It’s the age-old question with no provable answer. Now, what if I change this question to something more marketing related. What comes first, the overall company strategy or the marketing (brand image change) strategy? At first glance, this question seems simple right. It has to be the overall company strategy right? Maybe.
I was speaking to a colleague recently who is at a crossroads with his college. The short version of the story is that the teaching college he works for has an identity and purpose crisis. His college is the higher education of “last resort” because it is a state school and there is no community college in the area. As such, they take on some students that, let’s face it, really aren’t ready for college. And, they would like to change that. They would like to be a “choosier” college and make students essentially earn their place at the college.

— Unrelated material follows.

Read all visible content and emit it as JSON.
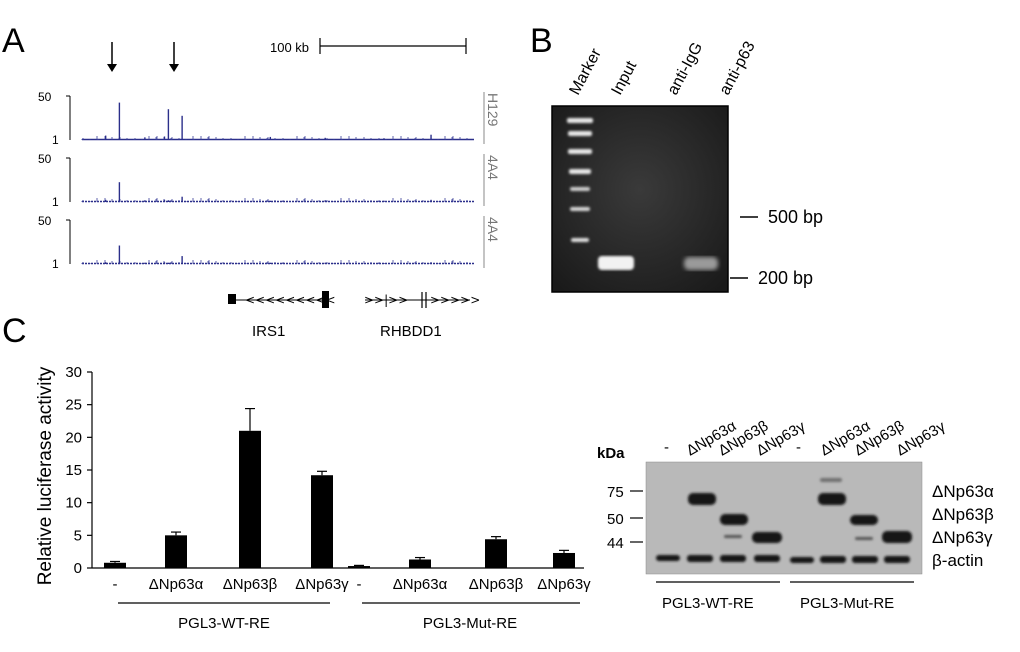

So, here’s the question. Their college purpose (and potential loss of some state funding) aside, can they implement their change to their overall strategy first or do they have to change their brand image first so that their overall strategy can work? That is a tough question. Here’s another thought…can they do both at the same time? There is no concrete answer to this one. If you change the strategy first and then the subsequent brand image change marketing campaigns to the “desirable” students isn’t successful and enrollment falls, the college could be in financial trouble. If the college decides to change the brand image first and implement the change to the overall strategy second, they could lose the state funding faster than they can replace it with tuition from new enrollees. Thus, to me this is the chicken or the egg scenario.
When my colleague finished telling me his tale of woe, the only wisdom I could come up with was “wow, that sucks.” He didn’t corner me for a response on how I would handle this situation, but in the end, I believe he has to change the brand image first and slowly ramp up the elimination of the undesirables (and keep his fingers crossed with respect to state funding and public opinion).